La mort d’un schizophrène

La mort d’un schizophrène

Perpignan Mai 2024

Pierre ne voulait pas mourir… et il ne voulait pas guérir non plus. Il ne voulait pas mourir parce que ce cancer de la vessie qui lui avait été diagnostiqué quelques six mois auparavant n’était pas, dans sa logique à lui, une maladie mais une injustice supplémentaire dans sa trajectoire de vie chaotique. « Peut-être que ce monde ne veut pas de moi ! », me confia-t-il dans les derniers jours de la fin de sa vie.
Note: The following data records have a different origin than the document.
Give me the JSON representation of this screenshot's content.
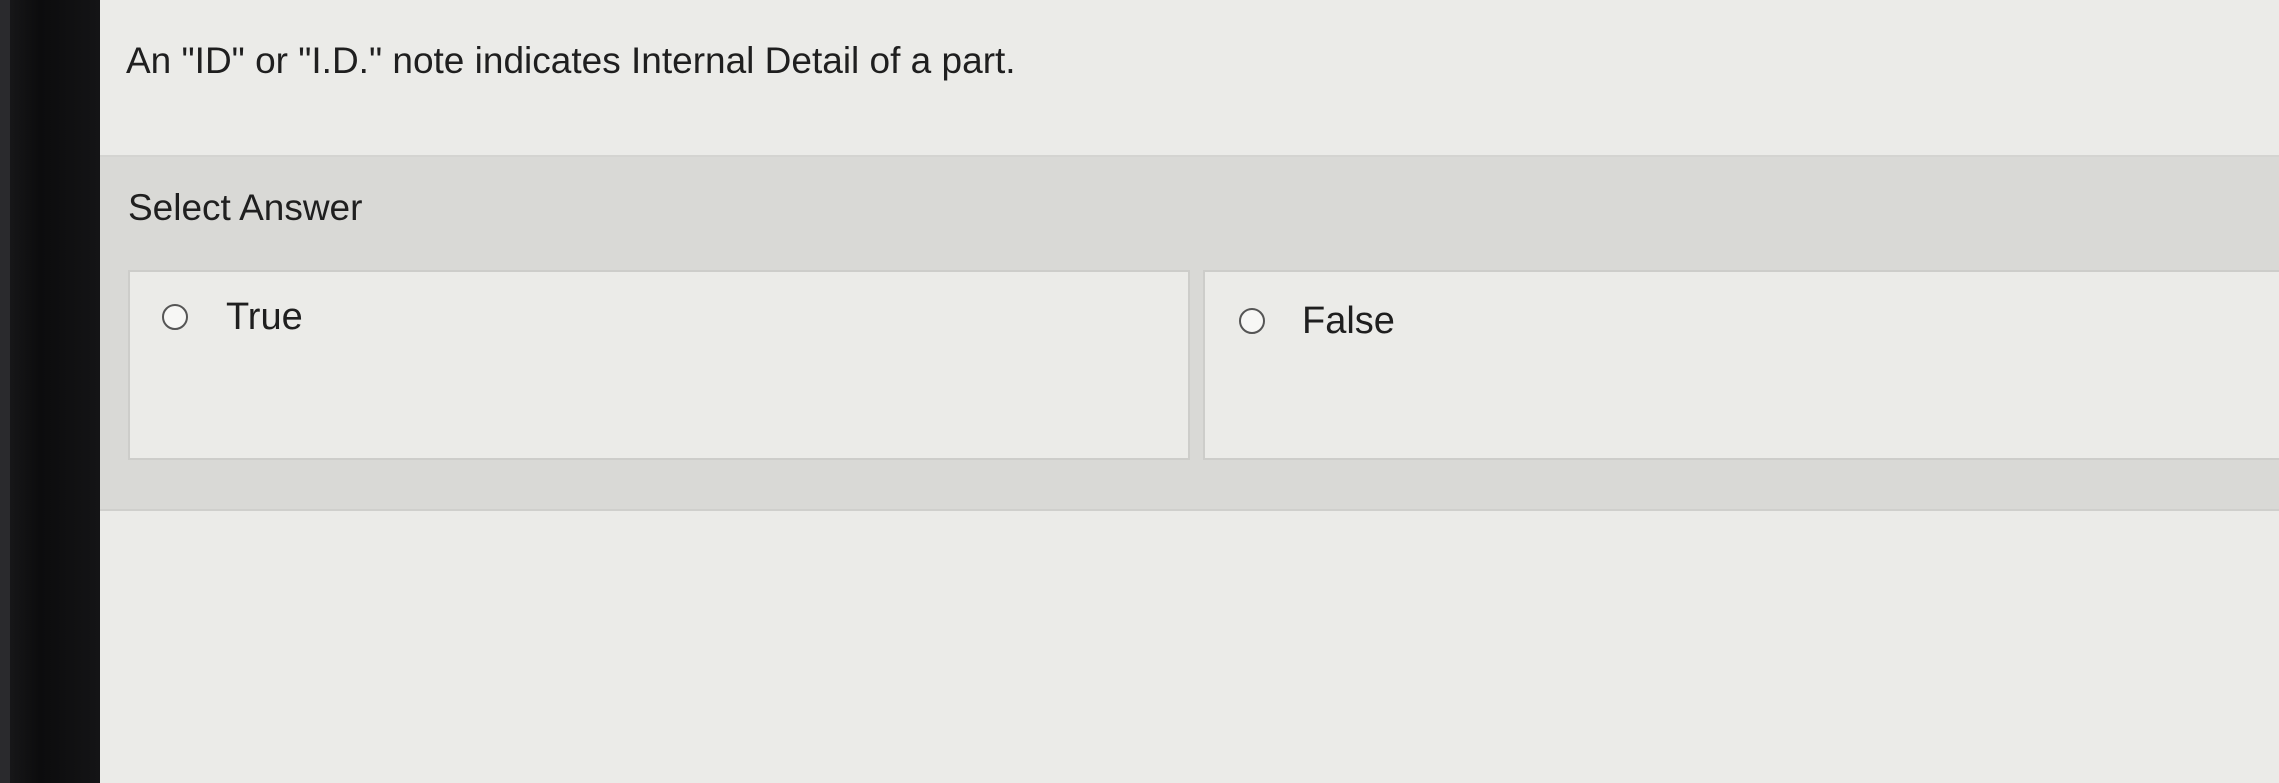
{
  "question": {
    "text": "An \"ID\" or \"I.D.\" note indicates Internal Detail of a part."
  },
  "answer": {
    "select_label": "Select Answer",
    "options": [
      {
        "label": "True",
        "selected": false
      },
      {
        "label": "False",
        "selected": false
      }
    ]
  },
  "colors": {
    "background": "#ebebe8",
    "answer_panel": "#d9d9d6",
    "bezel": "#111113"
  }
}
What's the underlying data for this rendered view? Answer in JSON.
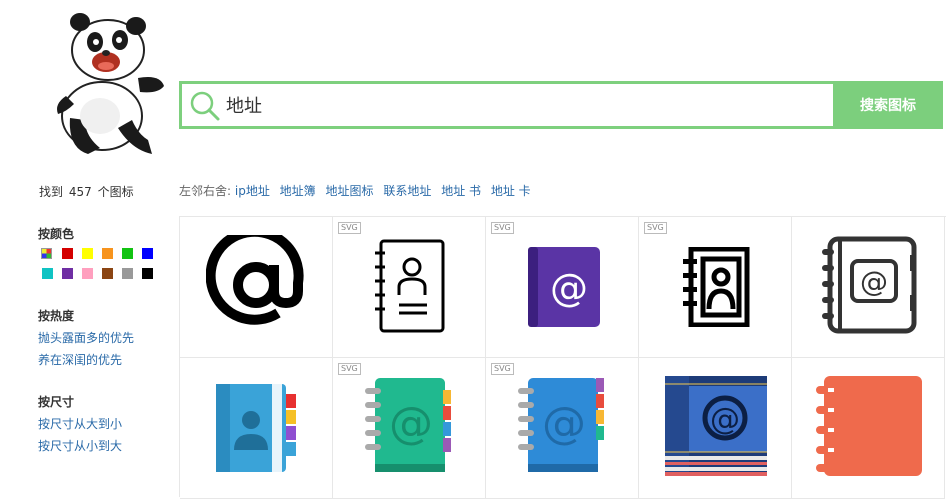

Et il ne voulait pas guérir parce que, à la différence de tant d’autres, il ne voyait pas dans ce crabe qui le bouffait par les tripes un objet à combattre. Que cet Alien qui le faisait se tordre de douleur, malgré la morphine, n’était pas un ennemi surgi du dehors. Que ce qui venait l’étreindre était l’un de ces alliés venant du dedans confirmer que sa place à lui, depuis toujours assignée, était celle d’un faible, d’un raté ou d’un bâtard. Autant de substantifs surgissant brusquement au détour d’une discussion jusque-là extrêmement cohérente et pertinente, comme si son délire paranoïaque venait soudain le rappeler à bon ordre.  « Toi, si tu es pourchassé par un malfaiteur, tu as toujours la possibilité de courir te mettre à l’abri. Moi, je ne le peux pas. Le malfaiteur est dans mon cerveau et je ne peux m’enfuir… Alors il me reste que les pages des poètes. » (Le roitelet, p.121) Pierre ne voulait pas mourir mais il ne voulait pas guérir non plus… une telle attitude laissa désemparés les professionnels du donner et du prendre soin qui, malgré cela, l’assistèrent jusqu’au bout avec beaucoup de bienveillance. A la toute fin, rentré chez lui après des semaines d’hospitalisation, il s’est suicidé à la cigarette. Son ultime plaisir, sa seule compagne. Si cette société se veut être « inclusive », alors il va lui falloir apprendre à apprivoiser ces paradoxes qui font la singularité des êtres hors normes. Au lieu de cela, il est commun d’entendre dire aujourd’hui que puisque toutes les personnes sont différentes alors la différence n’existe plus. Ce sophisme de l’ère postmoderne ne fait rien d’autre que le lit de l’indifférence.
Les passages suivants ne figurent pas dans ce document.